Pre-draft measurables
| Height | Weight | Arm length | Hand span | 40-yard dash | 10-yard split | 20-yard split | 20-yard shuttle | Three-cone drill | Vertical jump | Broad jump | Wonderlic |
| 6 ft 7 in (2.01 m) | 249 lb (113 kg) | 34+1⁄4 in (0.87 m) | 10+1⁄4 in (0.26 m) | 4.59 s | 1.59 s | 2.67 s | 4.28 s | 7.09 s | 34.5 in (0.88 m) | 10 ft 0 in (3.05 m) | 25 |
All values from NFL Combine

=== Buffalo Bills ===
Following the conclusion of the 2019 NFL draft, Jackson signed with the Buffalo Bills as an undrafted free agent on April 27, 2019. Jackson started the fourth game of the preseason at quarterback and led a comeback to erase a 23-6 deficit with under four minutes remaining in the fourth quarter. He was waived during final roster cuts on August 31, 2019.

=== DC Defenders ===
In October 2019, Jackson was selected in the ninth round in the 2020 XFL draft by the DC Defenders. During the first two games, both Defenders victories under starter Cardale Jones, Jackson's only statistic was one rush for 5 yards. Jackson saw increased but limited snaps during the next two games which were both blowout losses for the Defenders, including a shutout to the previously winless Tampa Bay Vipers in week 4. Jackson entered in relief of Jones in week 5, kick-starting a Defenders' victory by going 9–14 for 39 yards and a touchdown, caught by Khari Lee. Within the next few days, the rest of the season was canceled due to the COVID-19 pandemic. Jackson finished the shortened 5-game XFL season by going 11–18 for 46 yards and a touchdown, and 9 rushes for 28 yards. He had his contract terminated when the league suspended operations on April 10, 2020.

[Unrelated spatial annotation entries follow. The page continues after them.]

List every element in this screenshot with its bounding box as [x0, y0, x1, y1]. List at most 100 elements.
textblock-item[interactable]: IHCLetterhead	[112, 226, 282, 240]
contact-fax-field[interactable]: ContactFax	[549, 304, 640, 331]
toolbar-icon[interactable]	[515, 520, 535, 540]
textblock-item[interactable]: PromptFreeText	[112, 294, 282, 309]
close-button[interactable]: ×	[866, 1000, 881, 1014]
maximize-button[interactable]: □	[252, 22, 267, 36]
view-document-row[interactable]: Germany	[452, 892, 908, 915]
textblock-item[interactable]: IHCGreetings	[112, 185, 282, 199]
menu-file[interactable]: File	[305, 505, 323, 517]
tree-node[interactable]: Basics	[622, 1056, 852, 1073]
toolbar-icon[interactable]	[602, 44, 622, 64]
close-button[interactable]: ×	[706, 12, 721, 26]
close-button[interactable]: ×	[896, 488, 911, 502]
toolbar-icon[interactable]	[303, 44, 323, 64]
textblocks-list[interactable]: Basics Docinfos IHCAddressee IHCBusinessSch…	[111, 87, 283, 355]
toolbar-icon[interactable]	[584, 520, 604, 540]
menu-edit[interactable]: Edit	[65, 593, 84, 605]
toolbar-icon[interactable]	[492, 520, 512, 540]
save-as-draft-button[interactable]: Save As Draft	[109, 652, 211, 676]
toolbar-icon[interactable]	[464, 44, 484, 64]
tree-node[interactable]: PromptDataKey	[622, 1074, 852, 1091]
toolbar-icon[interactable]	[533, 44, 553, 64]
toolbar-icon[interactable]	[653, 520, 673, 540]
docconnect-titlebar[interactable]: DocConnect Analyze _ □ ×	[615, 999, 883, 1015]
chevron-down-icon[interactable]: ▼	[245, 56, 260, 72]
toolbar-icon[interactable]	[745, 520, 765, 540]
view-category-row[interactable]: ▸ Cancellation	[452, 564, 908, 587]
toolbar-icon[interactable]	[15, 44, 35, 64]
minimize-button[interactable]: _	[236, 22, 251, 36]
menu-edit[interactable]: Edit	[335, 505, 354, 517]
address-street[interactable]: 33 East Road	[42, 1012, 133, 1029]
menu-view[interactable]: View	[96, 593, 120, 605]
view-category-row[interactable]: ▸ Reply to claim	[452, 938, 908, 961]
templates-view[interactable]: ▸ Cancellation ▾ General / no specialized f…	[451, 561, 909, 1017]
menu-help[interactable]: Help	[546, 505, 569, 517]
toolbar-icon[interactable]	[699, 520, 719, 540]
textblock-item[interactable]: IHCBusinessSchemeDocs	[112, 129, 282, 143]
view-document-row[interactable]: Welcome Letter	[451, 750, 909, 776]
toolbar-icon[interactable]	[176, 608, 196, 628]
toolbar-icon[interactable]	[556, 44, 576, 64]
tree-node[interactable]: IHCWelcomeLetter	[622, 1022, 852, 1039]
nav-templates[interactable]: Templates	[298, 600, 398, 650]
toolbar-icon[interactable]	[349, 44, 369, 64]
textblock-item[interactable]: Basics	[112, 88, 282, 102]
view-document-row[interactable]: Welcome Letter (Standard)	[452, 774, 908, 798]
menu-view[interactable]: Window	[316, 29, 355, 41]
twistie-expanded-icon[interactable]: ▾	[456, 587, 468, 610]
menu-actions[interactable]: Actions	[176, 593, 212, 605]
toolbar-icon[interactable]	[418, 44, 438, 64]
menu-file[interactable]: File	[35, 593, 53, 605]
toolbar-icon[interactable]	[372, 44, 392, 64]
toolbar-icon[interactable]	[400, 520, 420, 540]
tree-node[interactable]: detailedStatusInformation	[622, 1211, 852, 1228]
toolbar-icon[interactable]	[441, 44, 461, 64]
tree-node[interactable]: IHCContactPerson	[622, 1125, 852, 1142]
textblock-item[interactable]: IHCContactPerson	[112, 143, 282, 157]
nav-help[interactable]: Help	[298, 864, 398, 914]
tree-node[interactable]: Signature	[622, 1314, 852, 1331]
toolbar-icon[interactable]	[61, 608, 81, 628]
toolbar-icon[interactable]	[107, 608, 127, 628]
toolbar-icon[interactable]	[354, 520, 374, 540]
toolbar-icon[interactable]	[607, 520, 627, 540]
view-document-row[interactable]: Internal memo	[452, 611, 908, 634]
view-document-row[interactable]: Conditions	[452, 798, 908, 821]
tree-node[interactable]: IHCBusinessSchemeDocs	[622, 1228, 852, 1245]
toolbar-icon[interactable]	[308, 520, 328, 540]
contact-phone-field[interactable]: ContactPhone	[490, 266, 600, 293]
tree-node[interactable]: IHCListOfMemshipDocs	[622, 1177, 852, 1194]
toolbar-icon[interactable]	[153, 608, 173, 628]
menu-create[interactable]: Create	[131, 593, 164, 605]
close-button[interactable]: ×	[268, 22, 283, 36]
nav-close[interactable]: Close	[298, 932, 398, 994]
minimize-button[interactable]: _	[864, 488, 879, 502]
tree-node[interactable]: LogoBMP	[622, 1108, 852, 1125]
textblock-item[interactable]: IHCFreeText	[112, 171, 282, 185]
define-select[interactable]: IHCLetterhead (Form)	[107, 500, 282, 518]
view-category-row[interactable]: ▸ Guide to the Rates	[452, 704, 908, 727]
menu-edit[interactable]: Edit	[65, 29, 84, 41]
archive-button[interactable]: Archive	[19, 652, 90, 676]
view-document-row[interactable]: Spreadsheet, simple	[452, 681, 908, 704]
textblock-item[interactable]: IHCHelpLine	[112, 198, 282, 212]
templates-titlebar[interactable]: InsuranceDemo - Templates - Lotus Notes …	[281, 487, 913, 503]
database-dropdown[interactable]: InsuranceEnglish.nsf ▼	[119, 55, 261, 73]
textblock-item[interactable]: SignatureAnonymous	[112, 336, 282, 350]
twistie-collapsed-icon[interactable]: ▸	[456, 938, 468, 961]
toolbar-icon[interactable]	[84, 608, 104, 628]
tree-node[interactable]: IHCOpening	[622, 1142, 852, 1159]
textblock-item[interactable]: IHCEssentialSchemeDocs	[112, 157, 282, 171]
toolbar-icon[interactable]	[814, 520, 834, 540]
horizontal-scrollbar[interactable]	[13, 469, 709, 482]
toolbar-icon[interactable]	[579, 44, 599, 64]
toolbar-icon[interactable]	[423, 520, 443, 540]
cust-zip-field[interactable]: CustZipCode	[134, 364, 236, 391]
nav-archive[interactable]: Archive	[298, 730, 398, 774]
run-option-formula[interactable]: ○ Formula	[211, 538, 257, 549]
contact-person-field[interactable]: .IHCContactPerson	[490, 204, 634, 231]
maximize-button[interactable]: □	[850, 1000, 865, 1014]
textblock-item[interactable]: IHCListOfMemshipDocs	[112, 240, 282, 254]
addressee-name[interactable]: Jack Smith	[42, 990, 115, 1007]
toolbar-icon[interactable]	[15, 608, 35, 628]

=== Philadelphia Eagles ===
On January 7, 2021, the Philadelphia Eagles signed Jackson to a reserve/futures contract as a tight end. During his transition from quarterback to tight end, Jackson was having a very promising training camp, with some believing that he could earn a roster spot. However, he suffered a fractured bone in his back on August 17. He was placed on injured reserve on September 2, 2021.

He was activated on November 6 and made his NFL debut on November 7, appearing in 14 plays on offense and 4 plays on special teams. On November 21, he was targeted with a pass for the first time in his career, but the throw from Jalen Hurts was incomplete. Two weeks later, he started a game for the first time in his career. In the final game of the regular season on January 8, 2022, Jackson caught the first pass of his NFL career, a three-yard shovel pass from Gardner Minshew, for his first career touchdown. Later in that game, he tore his ACL, ending his season. He was officially placed on the injured reserve list two days later. He was placed on the Active/PUP list on July 27.

He was placed on the reserve list on August 23, to start the 2022 season. He was activated from the PUP list on November 16. On December 23, Jackson was placed on season–ending injured reserve. Without Jackson, the Eagles reached Super Bowl LVII but lost 38–35 to the Kansas City Chiefs. On April 24, 2023, the Jackson signed his exclusive rights tender with the Eagles for the 2023 season. On August 29, Jackson was released.

=== New York Giants ===
On August 30, 2023, the New York Giants signed Jackson to their practice squad. He was promoted to the active roster on January 6, 2024. On August 16, Jackson was designated as waived/injured by the Giants.

=== Washington Commanders ===
On December 17, 2024, Jackson signed with the Washington Commanders' practice squad. On January 28, 2025, he signed a reserve/future contract with the Commanders. Jackson was placed on injured reserve on August 2.

=== Retirement ===
After seven years of professional football Jackson announced his retirement via his LinkedIn post.